NASB
""For you are bringing some strange things to our ears; so we want to know what these things mean.""
— Acts 17:20, NASB
“For thou bringest certain strange things to our ears: we would know therefore what these things mean.”
“For thou bringest certain strange things to our ears: we would know therefore what these things mean. ”
“For you bring certain strange things to our ears. We want to know therefore what these things mean."”
“For you are bringing some surprising things to our ears, so we want to know what they mean.””
“For thou bringest in certain new things to our ears. We would know therefore what these things mean.”
“For you seem to us to say strange things, and we have a desire to get the sense of them.”
“For thou bringest certain strange things to our ears: we would know therefore what these things mean.”
So he was reasoning in the synagogue with the Jews and the God-fearing Gentiles, and in the market place every day with those who happened to be present.
And also some of the Epicurean and Stoic philosophers were conversing with him.

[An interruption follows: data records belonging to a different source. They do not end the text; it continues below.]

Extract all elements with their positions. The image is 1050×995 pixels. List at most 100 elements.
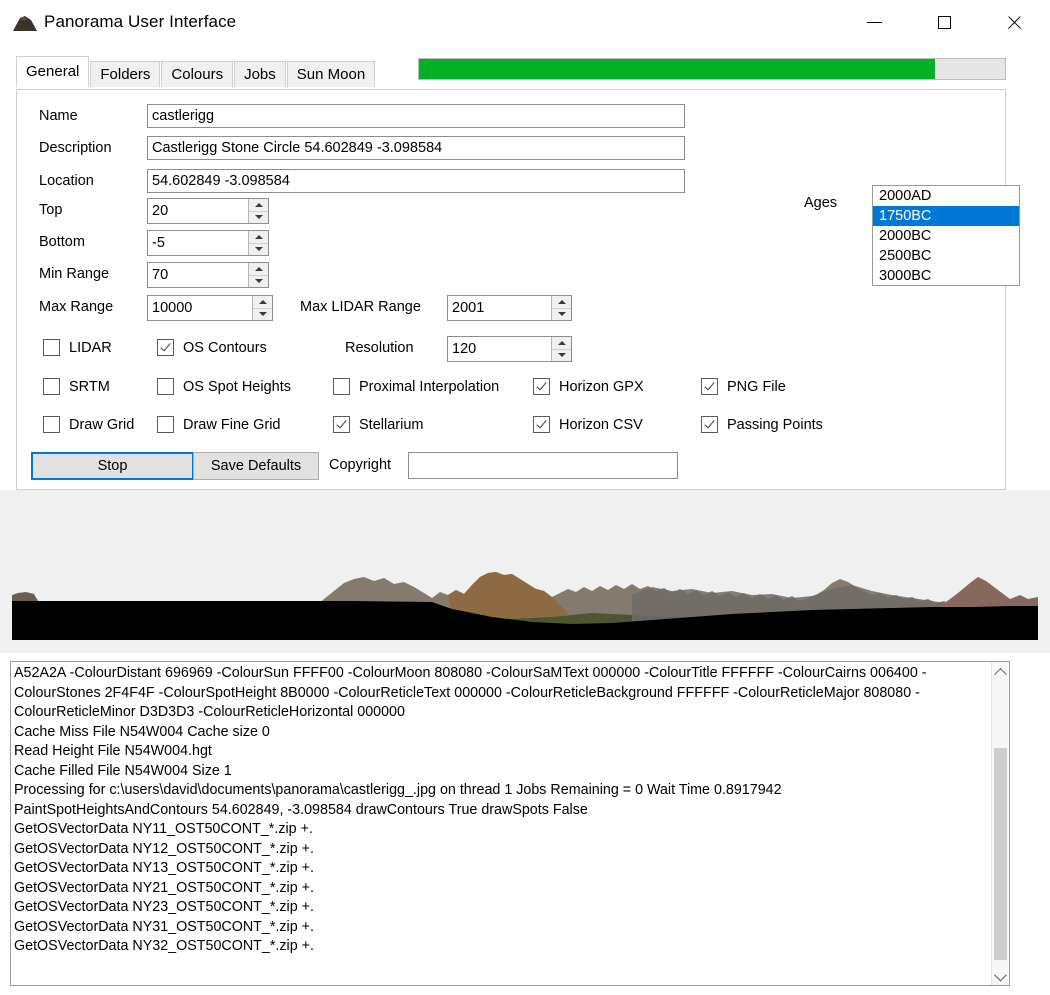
- checkbox-stellarium[interactable]: Stellarium: [333, 416, 423, 433]
- ages-label: Ages: [804, 195, 838, 211]
- panorama-area: [0, 490, 1050, 653]
- save-defaults-button[interactable]: Save Defaults: [193, 452, 319, 480]
- checkbox-lidar[interactable]: LIDAR: [43, 339, 112, 356]
- checkbox-label: OS Contours: [183, 339, 267, 356]
- top-spinner-down[interactable]: [249, 211, 268, 223]
- checkbox-draw-fine-grid[interactable]: Draw Fine Grid: [157, 416, 281, 433]
- resolution-spinner[interactable]: [447, 336, 572, 362]
- tab-bar: General Folders Colours Jobs Sun Moon: [16, 56, 376, 87]
- checkbox-passing-points[interactable]: Passing Points: [701, 416, 823, 433]
- stop-button[interactable]: Stop: [31, 452, 194, 480]
- copyright-label: Copyright: [329, 457, 392, 473]
- checkbox-draw-grid[interactable]: Draw Grid: [43, 416, 134, 433]
- checkbox-label: PNG File: [727, 378, 786, 395]
- max-lidar-spinner-up[interactable]: [552, 296, 571, 309]
- ages-listbox[interactable]: 2000AD 1750BC 2000BC 2500BC 3000BC: [872, 185, 1020, 286]
- max-lidar-range-input[interactable]: [448, 296, 551, 320]
- min-range-input[interactable]: [148, 263, 248, 287]
- tab-sun-moon[interactable]: Sun Moon: [286, 61, 376, 87]
- ages-option-2000ad[interactable]: 2000AD: [873, 186, 1019, 206]
- top-spinner[interactable]: [147, 198, 269, 224]
- chevron-up-icon: [994, 667, 1007, 681]
- max-lidar-range-label: Max LIDAR Range: [300, 299, 421, 315]
- min-range-spinner-up[interactable]: [249, 263, 268, 276]
- triangle-down-icon: [254, 279, 263, 284]
- scroll-up-button[interactable]: [992, 662, 1009, 681]
- checkbox-label: Stellarium: [359, 416, 424, 433]
- minimize-icon: [866, 21, 882, 23]
- checkbox-srtm[interactable]: SRTM: [43, 378, 110, 395]
- max-range-input[interactable]: [148, 296, 252, 320]
- bottom-spinner-down[interactable]: [249, 243, 268, 255]
- max-range-spinner-buttons[interactable]: [252, 296, 272, 320]
- checkbox-box: [533, 378, 550, 395]
- max-range-spinner-up[interactable]: [253, 296, 272, 309]
- ages-option-1750bc[interactable]: 1750BC: [873, 206, 1019, 226]
- top-input[interactable]: [148, 199, 248, 223]
- checkbox-label: Passing Points: [727, 416, 823, 433]
- log-scrollbar[interactable]: [991, 662, 1009, 985]
- min-range-spinner[interactable]: [147, 262, 269, 288]
- resolution-label: Resolution: [345, 340, 414, 356]
- max-range-spinner-down[interactable]: [253, 308, 272, 320]
- top-spinner-up[interactable]: [249, 199, 268, 212]
- description-input[interactable]: [147, 136, 685, 160]
- location-input[interactable]: [147, 169, 685, 193]
- checkbox-horizon-gpx[interactable]: Horizon GPX: [533, 378, 644, 395]
- triangle-down-icon: [254, 247, 263, 252]
- resolution-spinner-buttons[interactable]: [551, 337, 571, 361]
- checkbox-os-spot-heights[interactable]: OS Spot Heights: [157, 378, 291, 395]
- triangle-down-icon: [258, 312, 267, 317]
- tab-general[interactable]: General: [16, 56, 90, 87]
- checkbox-label: Horizon CSV: [559, 416, 643, 433]
- checkbox-proximal-interpolation[interactable]: Proximal Interpolation: [333, 378, 499, 395]
- panorama-image: [12, 565, 1038, 640]
- resolution-spinner-up[interactable]: [552, 337, 571, 350]
- close-icon: [1006, 14, 1023, 31]
- minimize-button[interactable]: [851, 0, 897, 44]
- checkbox-box: [157, 378, 174, 395]
- checkbox-label: Draw Fine Grid: [183, 416, 281, 433]
- max-lidar-range-spinner[interactable]: [447, 295, 572, 321]
- general-tab-panel: Name Description Location Top Bottom Min…: [16, 89, 1020, 490]
- checkbox-box: [701, 378, 718, 395]
- triangle-up-icon: [557, 299, 566, 304]
- checkbox-label: OS Spot Heights: [183, 378, 291, 395]
- min-range-spinner-buttons[interactable]: [248, 263, 268, 287]
- log-output-panel[interactable]: A52A2A -ColourDistant 696969 -ColourSun …: [10, 661, 1010, 986]
- ages-option-3000bc[interactable]: 3000BC: [873, 266, 1019, 285]
- bottom-input[interactable]: [148, 231, 248, 255]
- ages-option-2000bc[interactable]: 2000BC: [873, 226, 1019, 246]
- resolution-spinner-down[interactable]: [552, 349, 571, 361]
- top-spinner-buttons[interactable]: [248, 199, 268, 223]
- max-range-spinner[interactable]: [147, 295, 273, 321]
- tab-jobs[interactable]: Jobs: [234, 61, 286, 87]
- ages-option-2500bc[interactable]: 2500BC: [873, 246, 1019, 266]
- window-title: Panorama User Interface: [44, 12, 237, 31]
- triangle-up-icon: [557, 340, 566, 345]
- checkbox-box: [157, 416, 174, 433]
- max-lidar-spinner-down[interactable]: [552, 308, 571, 320]
- tab-colours[interactable]: Colours: [161, 61, 234, 87]
- checkbox-horizon-csv[interactable]: Horizon CSV: [533, 416, 643, 433]
- checkbox-box: [701, 416, 718, 433]
- tab-folders[interactable]: Folders: [90, 61, 161, 87]
- checkbox-box: [43, 416, 60, 433]
- scrollbar-thumb[interactable]: [994, 748, 1007, 960]
- name-input[interactable]: [147, 104, 685, 128]
- max-range-label: Max Range: [39, 299, 114, 315]
- max-lidar-spinner-buttons[interactable]: [551, 296, 571, 320]
- scroll-down-button[interactable]: [992, 967, 1009, 985]
- min-range-spinner-down[interactable]: [249, 275, 268, 287]
- checkbox-png-file[interactable]: PNG File: [701, 378, 786, 395]
- close-button[interactable]: [991, 0, 1037, 44]
- bottom-spinner[interactable]: [147, 230, 269, 256]
- bottom-spinner-buttons[interactable]: [248, 231, 268, 255]
- copyright-input[interactable]: [408, 452, 678, 479]
- checkbox-box: [43, 378, 60, 395]
- bottom-spinner-up[interactable]: [249, 231, 268, 244]
- resolution-input[interactable]: [448, 337, 551, 361]
- checkbox-os-contours[interactable]: OS Contours: [157, 339, 267, 356]
- maximize-button[interactable]: [921, 0, 967, 44]
- checkbox-label: SRTM: [69, 378, 110, 395]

Some were saying, "What would this idle babbler wish to say?" Others, "He seems to be a proclaimer of strange deities,"--because he was preaching Jesus and the resurrection.
And they took him and brought him to the Areopagus, saying, "May we know what this new teaching is which you are proclaiming?
"For you are bringing some strange things to our ears; so we want to know what these things mean."
(Now all the Athenians and the strangers visiting there used to spend their time in nothing other than telling or hearing something new.)
So Paul stood in the midst of the Areopagus and said, "Men of Athens, I observe that you are very religious in all respects.
"For while I was passing through and examining the objects of your worship, I also found an altar with this inscription, 'TO AN UNKNOWN GOD.' Therefore what you worship in ignorance, this I proclaim to you.